Caro Mario,
non ti aspetterai mica che io cambi opinione per fare contento te o altri lettori che hanno una visione differente dalla mia… Con tutto il rispetto, non me ne frega. La mia priorità è affermare ciò che effettivamente penso, mantenendo la mia onestà intellettuale. Che questa possa non farmi risultare talvolta gradevole è un incidente di percorso che accetto e ho sempre accettato ben volentieri. Grazie.

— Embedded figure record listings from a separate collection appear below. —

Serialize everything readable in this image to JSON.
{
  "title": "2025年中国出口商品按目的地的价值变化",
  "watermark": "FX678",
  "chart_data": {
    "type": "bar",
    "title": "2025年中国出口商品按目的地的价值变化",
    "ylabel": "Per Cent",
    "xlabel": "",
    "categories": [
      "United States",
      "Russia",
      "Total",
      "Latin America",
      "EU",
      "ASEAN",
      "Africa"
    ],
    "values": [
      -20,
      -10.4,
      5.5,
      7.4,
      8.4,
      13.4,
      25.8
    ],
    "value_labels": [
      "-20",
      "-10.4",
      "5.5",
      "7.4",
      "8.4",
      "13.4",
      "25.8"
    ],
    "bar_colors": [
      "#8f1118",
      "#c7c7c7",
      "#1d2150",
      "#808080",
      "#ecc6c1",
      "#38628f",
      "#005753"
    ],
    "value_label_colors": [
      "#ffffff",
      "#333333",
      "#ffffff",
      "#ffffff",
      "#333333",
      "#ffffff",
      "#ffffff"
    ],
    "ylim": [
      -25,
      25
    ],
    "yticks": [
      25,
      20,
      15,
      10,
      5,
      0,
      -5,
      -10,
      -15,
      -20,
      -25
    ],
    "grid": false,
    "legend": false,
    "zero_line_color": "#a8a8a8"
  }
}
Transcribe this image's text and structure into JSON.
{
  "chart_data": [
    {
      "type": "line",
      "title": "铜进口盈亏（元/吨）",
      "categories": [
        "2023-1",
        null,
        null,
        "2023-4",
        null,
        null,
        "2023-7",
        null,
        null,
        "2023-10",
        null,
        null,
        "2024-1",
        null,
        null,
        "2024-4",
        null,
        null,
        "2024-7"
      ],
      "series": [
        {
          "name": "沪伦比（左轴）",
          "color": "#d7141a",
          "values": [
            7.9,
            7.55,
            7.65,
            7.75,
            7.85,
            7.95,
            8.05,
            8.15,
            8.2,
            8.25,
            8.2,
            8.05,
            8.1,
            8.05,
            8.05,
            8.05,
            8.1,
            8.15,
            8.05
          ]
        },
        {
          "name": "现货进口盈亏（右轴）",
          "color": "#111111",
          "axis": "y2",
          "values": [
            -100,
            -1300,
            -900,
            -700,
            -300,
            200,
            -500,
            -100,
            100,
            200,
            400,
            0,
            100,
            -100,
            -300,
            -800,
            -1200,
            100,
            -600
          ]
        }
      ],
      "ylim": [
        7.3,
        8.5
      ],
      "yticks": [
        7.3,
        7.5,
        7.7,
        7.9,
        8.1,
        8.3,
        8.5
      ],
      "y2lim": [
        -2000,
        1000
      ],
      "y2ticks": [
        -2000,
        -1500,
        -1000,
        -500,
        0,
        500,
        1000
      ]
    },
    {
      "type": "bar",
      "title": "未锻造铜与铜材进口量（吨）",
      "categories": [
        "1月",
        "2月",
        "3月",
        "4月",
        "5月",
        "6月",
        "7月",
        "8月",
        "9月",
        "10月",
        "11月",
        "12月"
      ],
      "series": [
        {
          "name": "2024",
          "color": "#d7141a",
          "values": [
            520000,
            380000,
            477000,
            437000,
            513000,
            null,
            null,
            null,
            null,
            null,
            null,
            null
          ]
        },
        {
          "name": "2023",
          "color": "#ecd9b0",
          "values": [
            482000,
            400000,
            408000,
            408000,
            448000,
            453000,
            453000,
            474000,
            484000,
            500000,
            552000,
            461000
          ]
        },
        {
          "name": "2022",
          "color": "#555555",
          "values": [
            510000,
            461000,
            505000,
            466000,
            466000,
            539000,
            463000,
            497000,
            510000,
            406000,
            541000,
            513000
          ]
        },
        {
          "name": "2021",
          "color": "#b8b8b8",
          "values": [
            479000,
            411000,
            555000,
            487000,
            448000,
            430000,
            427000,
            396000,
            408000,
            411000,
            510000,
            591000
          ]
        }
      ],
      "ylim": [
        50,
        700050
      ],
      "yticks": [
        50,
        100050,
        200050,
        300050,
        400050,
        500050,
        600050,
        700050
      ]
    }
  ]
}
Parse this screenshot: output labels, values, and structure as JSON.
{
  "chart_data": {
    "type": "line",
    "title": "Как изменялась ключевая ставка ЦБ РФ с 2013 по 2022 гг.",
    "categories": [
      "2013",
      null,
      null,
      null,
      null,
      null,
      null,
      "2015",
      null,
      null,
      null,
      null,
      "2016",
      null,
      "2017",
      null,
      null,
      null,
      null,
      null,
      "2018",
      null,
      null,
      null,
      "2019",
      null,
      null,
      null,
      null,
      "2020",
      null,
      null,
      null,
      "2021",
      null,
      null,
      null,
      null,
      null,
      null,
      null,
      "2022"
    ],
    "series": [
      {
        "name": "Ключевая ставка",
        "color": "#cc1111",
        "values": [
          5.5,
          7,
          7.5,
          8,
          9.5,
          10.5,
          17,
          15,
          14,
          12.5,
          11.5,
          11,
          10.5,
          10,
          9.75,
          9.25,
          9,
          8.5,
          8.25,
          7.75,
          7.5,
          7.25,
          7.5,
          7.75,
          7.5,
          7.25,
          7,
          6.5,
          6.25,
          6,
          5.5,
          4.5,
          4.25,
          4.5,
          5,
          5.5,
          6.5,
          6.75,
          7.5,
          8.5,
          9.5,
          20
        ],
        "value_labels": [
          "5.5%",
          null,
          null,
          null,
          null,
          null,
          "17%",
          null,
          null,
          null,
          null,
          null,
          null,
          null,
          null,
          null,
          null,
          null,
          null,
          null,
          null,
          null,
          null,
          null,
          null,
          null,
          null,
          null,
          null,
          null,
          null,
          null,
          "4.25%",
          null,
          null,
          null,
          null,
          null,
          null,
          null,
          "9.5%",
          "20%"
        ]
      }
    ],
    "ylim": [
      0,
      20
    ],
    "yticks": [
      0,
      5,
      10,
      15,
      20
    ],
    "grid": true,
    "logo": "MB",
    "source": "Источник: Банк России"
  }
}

Sono costretto a deluderti ancora, anzi, oggi sono ancora più convinto che, prima di concludere che Ferragni abbia agito con dolo e malafede, occorra attendere l’esito di una eventuale indagine sfociata in un eventuale procedimento. Sta di fatto che la signora Ferragni ha dichiarato di considerare ingiusta la decisione subita e di essere intenzionata a fare ricorso. Quindi non leggerei le sue parole come ammissione di colpevolezza, mea culpa e interpretazioni simili che ne sono state date trascurando il fatto che ella abbia specificato che impugnerà la decisione dell’Antitrust. Dunque, caro Mario, non mi unirò ai manganellatori di destra e di sinistra che da giorni massacrano in televisione, sui giornali e sui social network una donna che, ad oggi, ha ricevuto una multa che impugnerà e nessuna condanna in giudizio.

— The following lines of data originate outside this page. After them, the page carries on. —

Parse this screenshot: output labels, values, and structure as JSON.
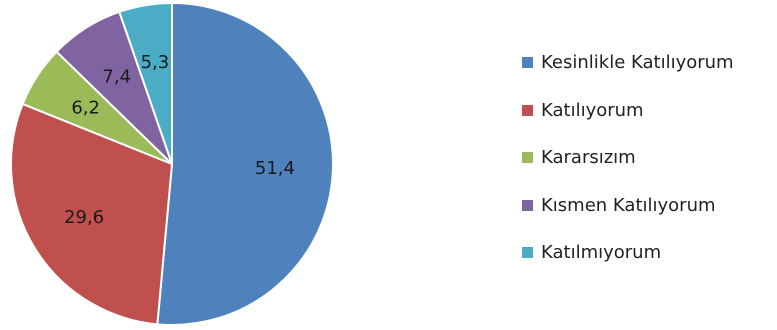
{
  "chart_data": {
    "type": "pie",
    "title": "",
    "categories": [
      "Kesinlikle Katılıyorum",
      "Katılıyorum",
      "Kararsızım",
      "Kısmen Katılıyorum",
      "Katılmıyorum"
    ],
    "values": [
      51.4,
      29.6,
      6.2,
      7.4,
      5.3
    ],
    "value_labels": [
      "51,4",
      "29,6",
      "6,2",
      "7,4",
      "5,3"
    ],
    "colors": [
      "#4F81BD",
      "#C0504D",
      "#9BBB59",
      "#8064A2",
      "#4BACC6"
    ],
    "start_angle_deg": 0,
    "direction": "clockwise",
    "legend": "right"
  }
}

Ti dirò anche il mio punto di vista, che ho già avuto modo di esprimere, ma, dato che mi solleciti a pronunciarmi nuovamente, lo espongo con rinnovato vigore: a mio avviso, è l’azienda produttrice che immette la merce sul mercato e che incassa il capitale a dovere provvedere alla promessa beneficenza sugli incassi e non il personaggio che di volta in volta può fungere da testimonial alla iniziativa. Ferragni aveva un suo cachet, così anche per le uova di Pasqua. Per quanto quel compenso ci possa apparire elevato, esso fa parte di una contrattazione privata tra Ferragni e l’azienda ed è assolutamente lecito. Ferragni non si impegnava in quello spot a devolvere parte del suo compenso in beneficenza, bensì era parte del ricavato dalla vendita del prodotto (ricavato incassato dall’azienda produttrice) a dovere essere devoluto. Quindi perché stiamo massacrando questa donna?

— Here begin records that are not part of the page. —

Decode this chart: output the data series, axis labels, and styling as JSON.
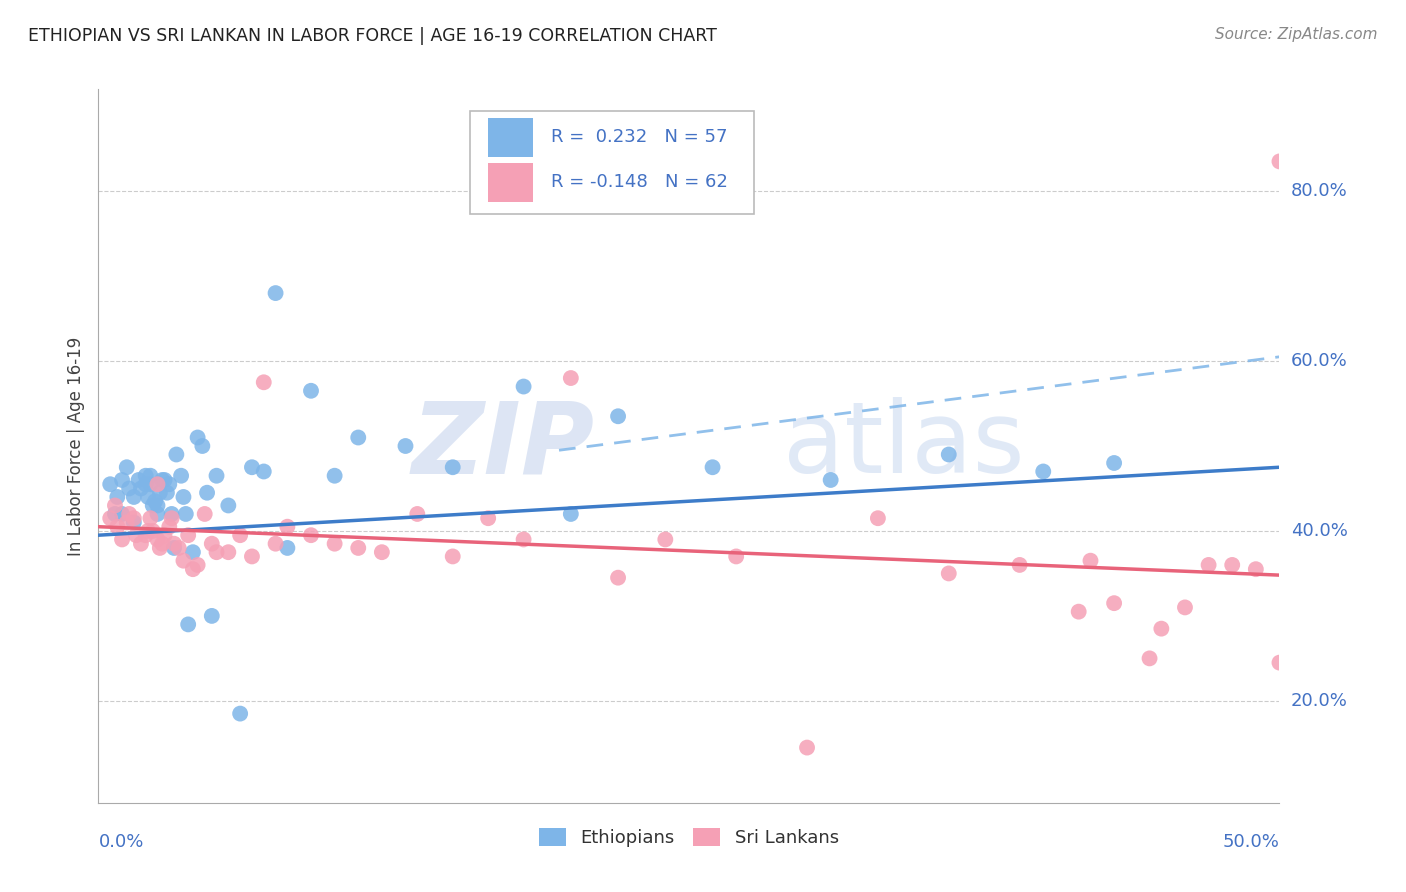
{
  "title": "ETHIOPIAN VS SRI LANKAN IN LABOR FORCE | AGE 16-19 CORRELATION CHART",
  "source": "Source: ZipAtlas.com",
  "ylabel": "In Labor Force | Age 16-19",
  "ytick_labels": [
    "20.0%",
    "40.0%",
    "60.0%",
    "80.0%"
  ],
  "ytick_values": [
    0.2,
    0.4,
    0.6,
    0.8
  ],
  "xlim": [
    0.0,
    0.5
  ],
  "ylim": [
    0.08,
    0.92
  ],
  "legend_blue_r": "R =  0.232",
  "legend_blue_n": "N = 57",
  "legend_pink_r": "R = -0.148",
  "legend_pink_n": "N = 62",
  "blue_color": "#7EB5E8",
  "blue_line_color": "#3D7CC9",
  "pink_color": "#F5A0B5",
  "pink_line_color": "#E8637A",
  "watermark_zip": "ZIP",
  "watermark_atlas": "atlas",
  "watermark_color": "#C8D8F0",
  "eth_blue_line": [
    0.0,
    0.395,
    0.5,
    0.475
  ],
  "sri_pink_line": [
    0.0,
    0.405,
    0.5,
    0.348
  ],
  "dashed_line": [
    0.195,
    0.495,
    0.5,
    0.605
  ],
  "ethiopians_x": [
    0.005,
    0.007,
    0.008,
    0.01,
    0.01,
    0.012,
    0.013,
    0.015,
    0.015,
    0.017,
    0.018,
    0.02,
    0.02,
    0.021,
    0.022,
    0.022,
    0.023,
    0.024,
    0.025,
    0.025,
    0.026,
    0.027,
    0.028,
    0.029,
    0.03,
    0.031,
    0.032,
    0.033,
    0.035,
    0.036,
    0.037,
    0.038,
    0.04,
    0.042,
    0.044,
    0.046,
    0.048,
    0.05,
    0.055,
    0.06,
    0.065,
    0.07,
    0.075,
    0.08,
    0.09,
    0.1,
    0.11,
    0.13,
    0.15,
    0.18,
    0.2,
    0.22,
    0.26,
    0.31,
    0.36,
    0.4,
    0.43
  ],
  "ethiopians_y": [
    0.455,
    0.42,
    0.44,
    0.46,
    0.42,
    0.475,
    0.45,
    0.44,
    0.41,
    0.46,
    0.45,
    0.465,
    0.455,
    0.44,
    0.455,
    0.465,
    0.43,
    0.435,
    0.43,
    0.42,
    0.445,
    0.46,
    0.46,
    0.445,
    0.455,
    0.42,
    0.38,
    0.49,
    0.465,
    0.44,
    0.42,
    0.29,
    0.375,
    0.51,
    0.5,
    0.445,
    0.3,
    0.465,
    0.43,
    0.185,
    0.475,
    0.47,
    0.68,
    0.38,
    0.565,
    0.465,
    0.51,
    0.5,
    0.475,
    0.57,
    0.42,
    0.535,
    0.475,
    0.46,
    0.49,
    0.47,
    0.48
  ],
  "srilankans_x": [
    0.005,
    0.007,
    0.008,
    0.01,
    0.012,
    0.013,
    0.015,
    0.016,
    0.018,
    0.02,
    0.021,
    0.022,
    0.023,
    0.025,
    0.025,
    0.026,
    0.027,
    0.028,
    0.03,
    0.031,
    0.032,
    0.034,
    0.036,
    0.038,
    0.04,
    0.042,
    0.045,
    0.048,
    0.05,
    0.055,
    0.06,
    0.065,
    0.07,
    0.075,
    0.08,
    0.09,
    0.1,
    0.11,
    0.12,
    0.135,
    0.15,
    0.165,
    0.18,
    0.2,
    0.22,
    0.24,
    0.27,
    0.3,
    0.33,
    0.36,
    0.39,
    0.42,
    0.45,
    0.47,
    0.49,
    0.5,
    0.5,
    0.48,
    0.46,
    0.445,
    0.43,
    0.415
  ],
  "srilankans_y": [
    0.415,
    0.43,
    0.405,
    0.39,
    0.41,
    0.42,
    0.415,
    0.395,
    0.385,
    0.395,
    0.4,
    0.415,
    0.4,
    0.455,
    0.39,
    0.38,
    0.385,
    0.395,
    0.405,
    0.415,
    0.385,
    0.38,
    0.365,
    0.395,
    0.355,
    0.36,
    0.42,
    0.385,
    0.375,
    0.375,
    0.395,
    0.37,
    0.575,
    0.385,
    0.405,
    0.395,
    0.385,
    0.38,
    0.375,
    0.42,
    0.37,
    0.415,
    0.39,
    0.58,
    0.345,
    0.39,
    0.37,
    0.145,
    0.415,
    0.35,
    0.36,
    0.365,
    0.285,
    0.36,
    0.355,
    0.245,
    0.835,
    0.36,
    0.31,
    0.25,
    0.315,
    0.305
  ]
}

Per la faccenda delle uova, idem. A febbraio Ferragni conclude l’accordo e intasca, così come pattuito, la cifra di circa un milione di euro, a Pasqua le uova vengono vendute e il capitale derivante non va nel conto in banca di Ferragni, ma dell’azienda che ha confezionato le uova. È da quel ricavato che devono essere devoluti i quattrini per questa o quella associazione benefica. E, in effetti, questo è avvenuto: 36mila euro sono stati regalati.
Possiamo discutere circa il fatto che la cifra è esigua. Certo. Ma l’azienda ha comunque mantenuto l’impegno preso, se l’è cavata, così potremmo dire, in questa maniera. Avrei trovato semmai più opportuno e più corretto che i giornalisti, anziché scandalizzarsi per il milione di euro ricevuto da Ferragni per le vendite e pubblicato come fosse chissà quale scoop, si fossero dedicati a ben altra indagine, quella volta a capire quanto ha guadagnato l’azienda produttrice, la stessa che ha ingaggiato Ferragni come testimonial per un milione di euro, dalla vendita delle uova. Insomma, se proprio vi volete scandalizzare, scandalizzatevi nei confronti di una azienda che incassa milioni e milioni e milioni vendendo un prodotto di cui sottolinea persino sulla confezione che parte del ricavato andrà ai bisognosi e non per il testimonial che viene pagato dalla stessa azienda per incrementare le vendite di quel medesimo prodotto di cui parte del ricavato si sottolinea che sarà donato ai bambini.